物理とか数学とかに関した、気ままな話題とか日常の生活で思ったことや感じたこと、自分がおもしろく思ったことを綴る。

炭鉱(やま)は終わらない

2008-02-09 12:24:50 | 映画

昨夜、標題の映画の試写会に行った。これは本来なら妻が出かけるところだが、他に用があったので私が代わりに行ったのだ。

三池炭鉱の歴史というかそういうものだが、1959年に三池闘争があり、労働側の敗北に終わった。また、その4年後の1963年には三池の炭鉱大事故が起こった。そして1997年に炭鉱は閉鎖されて炭鉱の歴史は閉じられた。

この映画で主に取り上げられた1950年代の終わりから1960年代の初めの時期は私の青春時代と重なっている。

私の関心事で言えば、武谷三男が三池炭鉱の事故調査団の団長になって大牟田市に行ったということもある。武谷三男は彼の父が炭鉱の技術者であったことから、1911年にこの大牟田で生まれた。もっともその後の彼と大牟田の縁はそれほど深くはないが、それでも一つの縁があったわけだ。

それでこの映画にも関心があったのだが、見てみるまではどんな映画かは知らなかった。三池炭鉱の組合側の立場から描いた映画ではないかと思っていた。もちろん炭鉱労働者の証言は欠かせないが、それだけではなく会社側の人や三池炭鉱の第二組合に入った労働者にも取材をしていてその点が興味深かった。

会社の方針をはっきりとは描いていないが、労働者1400人の一斉解雇とは過酷な方針だった。しかし、それだけではなく組合側というか総評側の団結の指令もかなりきついものがあった。会社側は220億円の金を使い、組合側も22億円を費やしたという。「総資本対総労働」という懐かしい言葉も出てきた。

闘争の経過で第二組合がつくられた。私などの当時の印象では第二組合を組織するなど会社の回し者というか労働運動に対する裏切りという印象が強かったが、それにしてもそういう第二組合へと走った個々の労働者にはそれぞれやはり事情があった。

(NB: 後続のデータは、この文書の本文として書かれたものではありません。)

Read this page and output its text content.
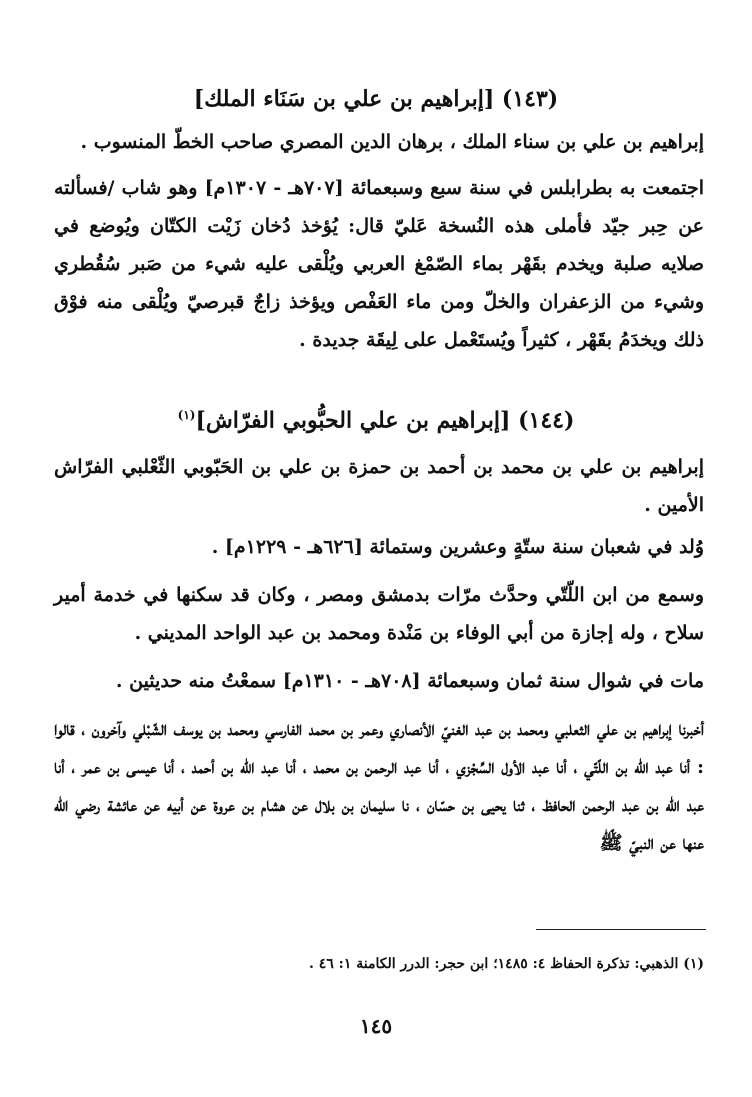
(١٤٣) [إبراهيم بن علي بن سَنَاء الملك]

إبراهيم بن علي بن سناء الملك ، برهان الدين المصري صاحب الخطّ المنسوب .

اجتمعت به بطرابلس في سنة سبع وسبعمائة [٧٠٧هـ - ١٣٠٧م] وهو شاب /فسألته عن حِبر جيّد فأملى هذه النُسخة عَليّ قال: يُؤخذ دُخان زَيْت الكتّان ويُوضع في صلايه صلبة ويخدم بقَهْر بماء الصّمْغ العربي ويُلْقى عليه شيء من صَبر سُقُطري وشيء من الزعفران والخلّ ومن ماء العَفْص ويؤخذ زاجٌ قبرصيّ ويُلْقى منه فوْق ذلك ويخدَمُ بقَهْر ، كثيراً ويُستَعْمل على لِيقَة جديدة .

(١٤٤) [إبراهيم بن علي الحبُّوبي الفرّاش]$^{(١)}$

إبراهيم بن علي بن محمد بن أحمد بن حمزة بن علي بن الحَبّوبي الثّعْلبي الفرّاش الأمين .

وُلد في شعبان سنة ستّةٍ وعشرين وستمائة [٦٢٦هـ - ١٢٢٩م] .

وسمع من ابن اللّتّي وحدَّث مرّات بدمشق ومصر ، وكان قد سكنها في خدمة أمير سلاح ، وله إجازة من أبي الوفاء بن مَنْدة ومحمد بن عبد الواحد المديني .

مات في شوال سنة ثمان وسبعمائة [٧٠٨هـ - ١٣١٠م] سمعْتُ منه حديثين .

أخبرنا إبراهيم بن علي الثعلبي ومحمد بن عبد الغنيّ الأنصاري وعمر بن محمد الفارسي ومحمد بن يوسف الشّبْلي وآخرون ، قالوا : أنا عبد الله بن اللّتّي ، أنا عبد الأول السِّجْزي ، أنا عبد الرحمن بن محمد ، أنا عبد الله بن أحمد ، أنا عيسى بن عمر ، أنا عبد الله بن عبد الرحمن الحافظ ، ثنا يحيى بن حسّان ، نا سليمان بن بلال عن هشام بن عروة عن أبيه عن عائشة رضي الله عنها عن النبيّ ﷺ

(١) الذهبي: تذكرة الحفاظ ٤: ١٤٨٥؛ ابن حجر: الدرر الكامنة ١: ٤٦ .
١٤٥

もっともこの闘争を指導した向坂逸郎氏が間違っていたのではないかとの関係者の証言もあった。墓の下で向坂さんくしゃみをしているかもしれない。

映画監督の熊谷博子によれば、三池炭鉱の歴史を映像としてとして残すことを言い出したのは大牟田の炭鉱の記念博物館(正式名称は失念)に勤める職員だったという。

市の予算を獲得するのに3年かかったという。映画では批判的または批評的な視点はあまり感じなかったが、歴史として残しておきたいという気持ちは伝わった。

三池炭鉱の歴史を大牟田の人たちは誇りに思ってこれからも生きていく。それにしても三池炭鉱は大牟田に何を残したのだろうか。松山でのこの映画の上映は約1ヵ月後である。